Suaranya jernih. Stabil. Profesional.
“Terima kasih sudah meluangkan waktu.”
Pak Surya berdeham kecil, lalu berkata dengan nada resmi, “Rekan-rekan sekalian, izinkan saya memperkenalkan kembali seseorang yang mungkin sudah tidak asing bagi kita semua.”
Ia menoleh ke arah Lauren.
“Mulai hari ini, Ibu Lauren Hermasyah resmi kembali bergabung dengan perusahaan ini sebagai Ketua Pemasaran.”
Hening.
Detik itu terasa panjang.
Beberapa orang bertepuk tangan. Disusul yang lain. Tepuk tangan memenuhi ruangan, menggema seperti pengesahan yang tak terbantahkan.
Arga akhirnya berdiri—terlambat setengah detik.
Tangannya terasa dingin.
Ketua pemasaran.
Bukan kembali sebagai staf.
Bukan posisi lama.
Lebih tinggi.
Lebih berkuasa.
Dan ia tidak tahu apa-apa tentang ini.
Lauren melanjutkan bicara, pandangannya tetap tenang, bahunya tegap. “Saya berharap kita bisa bekerja sama secara profesional. Saya datang bukan untuk mengulang masa lalu, melainkan membangun sesuatu yang lebih baik ke depan.”
Ia berhenti sejenak.
Lalu menoleh sedikit ke arah Arga.
“Termasuk dengan tim yang sudah ada.”
Kalimat itu netral. Namun bagi Arga, kata-kata itu terasa seperti garis batas yang ditarik rapi—tanpa emosi, tanpa kompromi.
Arga menelan ludah.
Ia mengenal Lauren terlalu baik untuk tidak memahami arti ketenangan itu.
Ini bukan kejutan manis.
Ini bukan kebetulan.
Ini adalah keputusan.
Siapa yang tidak mengenal Lauren Hermansyah?
Nama itu bukan sekadar tercantum di arsip lama perusahaan atau disebut-sebut dalam rapat nostalgia.

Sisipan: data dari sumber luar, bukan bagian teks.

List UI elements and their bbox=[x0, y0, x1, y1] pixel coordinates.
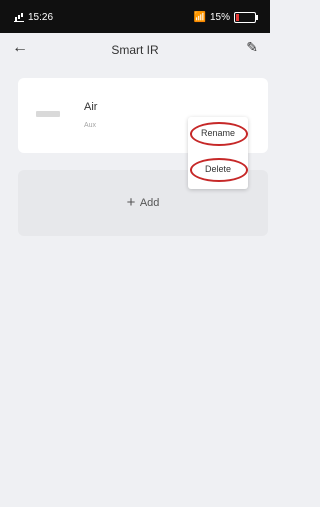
add-label: + Add bbox=[18, 194, 268, 211]
device-name: Air bbox=[84, 101, 98, 113]
battery-percent: 15% bbox=[209, 12, 230, 23]
edit-icon[interactable]: ✎ bbox=[246, 39, 258, 56]
plus-icon: + bbox=[126, 194, 136, 211]
wifi-icon: 📶 bbox=[193, 12, 206, 23]
device-subtitle: Aux bbox=[84, 122, 97, 129]
add-text: Add bbox=[139, 197, 160, 209]
menu-item-rename[interactable]: Rename bbox=[188, 128, 248, 138]
air-conditioner-icon bbox=[36, 111, 60, 117]
top-nav: ← Smart IR ✎ bbox=[0, 33, 270, 69]
context-menu: Rename Delete bbox=[188, 117, 248, 189]
signal-icon bbox=[14, 13, 24, 22]
page-title: Smart IR bbox=[111, 43, 159, 57]
status-time: 15:26 bbox=[28, 12, 54, 23]
menu-item-delete[interactable]: Delete bbox=[188, 164, 248, 174]
status-bar: 15:26 📶 15% bbox=[0, 0, 270, 33]
battery-icon bbox=[234, 12, 258, 23]
status-right: 📶 15% bbox=[193, 12, 258, 23]
status-left: 15:26 bbox=[14, 12, 53, 23]
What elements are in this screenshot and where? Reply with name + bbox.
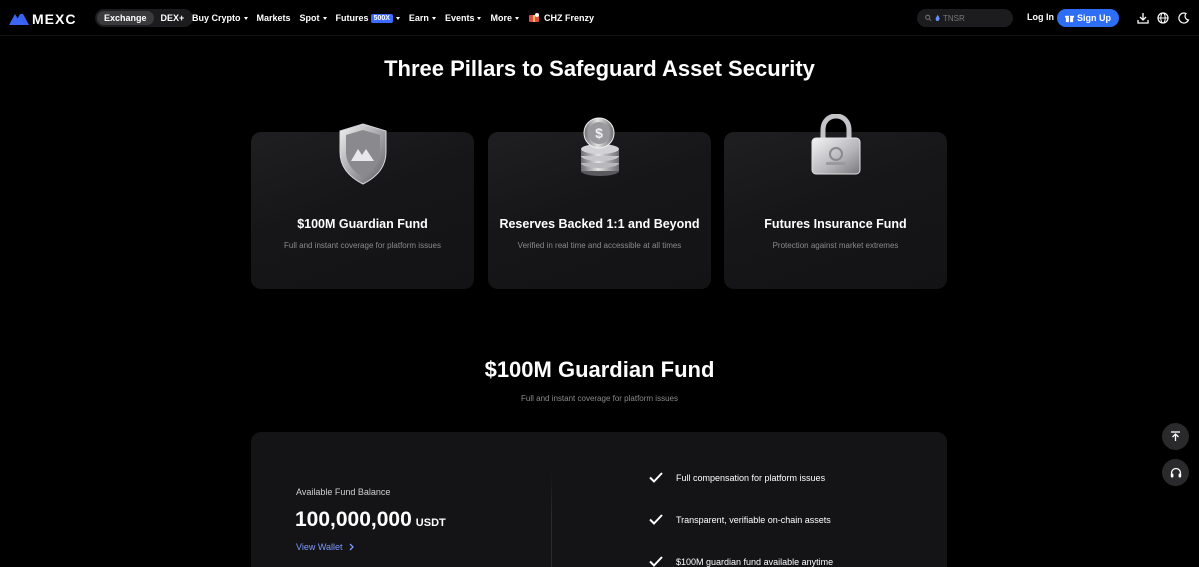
- tab-dex-plus[interactable]: DEX+: [154, 11, 192, 25]
- checkmark-icon: [649, 556, 663, 567]
- main-menu: Buy Crypto Markets Spot Futures 500X Earn…: [192, 0, 603, 36]
- menu-futures[interactable]: Futures 500X: [336, 13, 400, 23]
- panel-divider: [551, 472, 552, 567]
- menu-more[interactable]: More: [490, 13, 519, 23]
- caret-down-icon: [395, 16, 400, 20]
- mexc-logo-icon: [9, 14, 29, 25]
- download-icon[interactable]: [1137, 12, 1149, 24]
- view-wallet-label: View Wallet: [296, 542, 343, 552]
- feature-text: Full compensation for platform issues: [676, 472, 826, 483]
- moon-icon[interactable]: [1178, 12, 1190, 24]
- guardian-fund-title: $100M Guardian Fund: [484, 357, 715, 382]
- balance-value: 100,000,000: [295, 508, 412, 531]
- caret-down-icon: [322, 16, 327, 20]
- feature-item: Transparent, verifiable on-chain assets: [649, 514, 831, 525]
- menu-label: Futures: [335, 13, 369, 23]
- signup-button[interactable]: Sign Up: [1057, 9, 1119, 27]
- padlock-icon: [811, 114, 860, 175]
- feature-text: $100M guardian fund available anytime: [676, 556, 834, 567]
- feature-item: Full compensation for platform issues: [649, 472, 825, 483]
- tab-exchange[interactable]: Exchange: [97, 11, 154, 25]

Nama itu pernah menjadi standar. Tolok ukur. Dan bagi sebagian orang—peringatan.
Sebelum ia menghilang dari gedung ini, Lauren dikenal bukan hanya sebagai karyawan terbaik, melainkan sebagai seseorang yang bekerja dengan prinsip yang nyaris kejam pada dirinya sendiri. Datang paling pagi, pulang paling akhir, membawa pulang berkas yang tak pernah ia biarkan tertunda. Ia tidak pernah menaikkan suara tanpa alasan, namun sekali bicara, ruangan akan terdiam.
Bahkan saat posisinya dulu “hanya” sebagai tim perancang, Lauren tak pernah merasa kecil.
Ia tidak ragu mematahkan argumen atasan yang malas—mereka yang duduk nyaman di kursi empuk, memberi instruksi tanpa pernah turun ke lapangan. Ia menolak proposal yang sarat kepentingan pribadi, menentang strategi pemasaran yang manipulatif, dan secara terbuka mengoreksi presentasi yang dibuat asal-asalan.
Tanpa takut.
Tanpa gentar.
Tanpa peduli siapa lawannya.
Beberapa orang dulu menyebutnya arogan.
Sebagian lagi menyebutnya terlalu ambisius.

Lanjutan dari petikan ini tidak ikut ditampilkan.